Пока остальные прятались по углам, молчали и копили обиды, он наблюдал и говорил. Заметив, как отчаянно клевал носом молоденький дозорный, что сторожил дом с пленниками, он узнал, что у парнишки жена родила недавно, а молока нет, кормить младенца нечем, вот и надрывается сутками напролет. Он посоветовал взять комок риса, смочить рис несколькими каплями молока, завернуть в тряпицу и давать малышу… Через два дня дозорный вернулся выспавшимся и принес ему в благодарность сухие желтые пластинки. Оказалось — сушеный местный фрукт, сладкий, вкусный. С тех пор паренек-дозорный рассказывал ему, как растет сын, и приносил еду, намного лучше, чем давали пленным обыкновенно: то сушеные фрукты, то длинные и хрустящие ломтики мяса, то рисовые лепешки со свежей зеленью и сыром. Он всегда делил все на пять равных частей.
Потом другой воин заметил у него на руках обережные браслеты с камнями разных цветов, осколок красивой, чистой породы на кожаном шнурке на шее. Он признался, что он охотник, рассказал про каждый камень — эти аметисты нашел в верховьях реки Улай-Су, этот трехцветный агат — на перевале, а аметист на подвеске был и вовсе уникальным, редким, ниже трех тысяч метров таких не найдешь. Целый день воин поглядывал на его руки, качал головой и цокал языком, и в конце концов он отдал ему один свой браслет: «Нравится? Носи…» В благодарность за ценный подарок как-то раз этот воин передал охотнику от командира дозволение работать, резать и продавать изделия из камня.

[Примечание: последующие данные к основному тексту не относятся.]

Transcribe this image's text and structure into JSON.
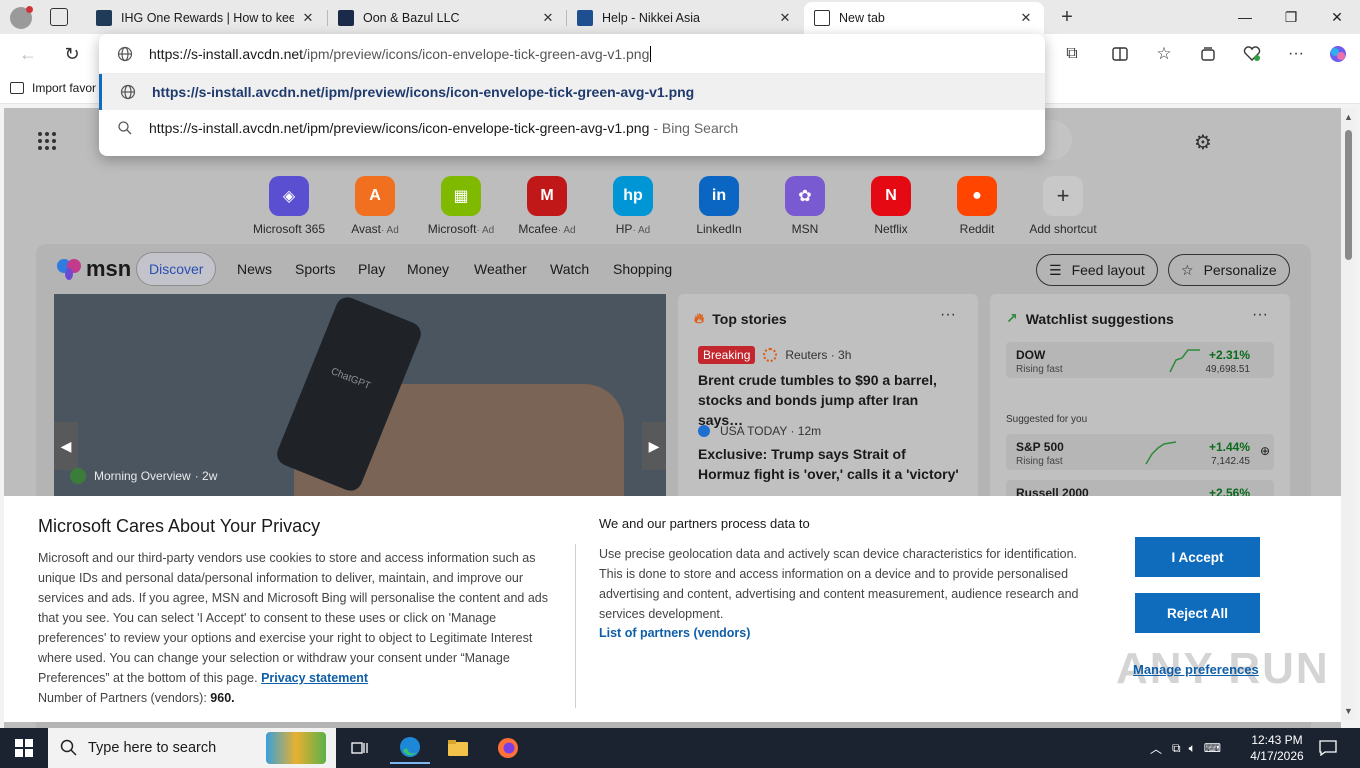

Другие, видя, как легко и спокойно живет этот странный человек и как необыкновенно по-доброму относятся к нему местные, думали по-разному: одни презрительно называли его перебежчиком, другие восхищались мудростью и добротой, но сам он на все вопросы отвечал одинаково: «Они такие же, как мы. И раз уж мы здесь, надо жить».
Она любила смотреть, как он работает. Теперь ему было дозволено приходить в пустующий дом, бывшую мастерскую резчика лодок, и выходить в город. За ним всегда следовал дозорный, но он будто не думал о слежке, беспечно обсуждая с ним погоду, природу, удивительной силы дожди и очередную дворцовую сплетню. Ночевал он все чаще тоже в мастерской, и она понимала, почему — там он чувствовал себя хотя бы ненадолго свободным.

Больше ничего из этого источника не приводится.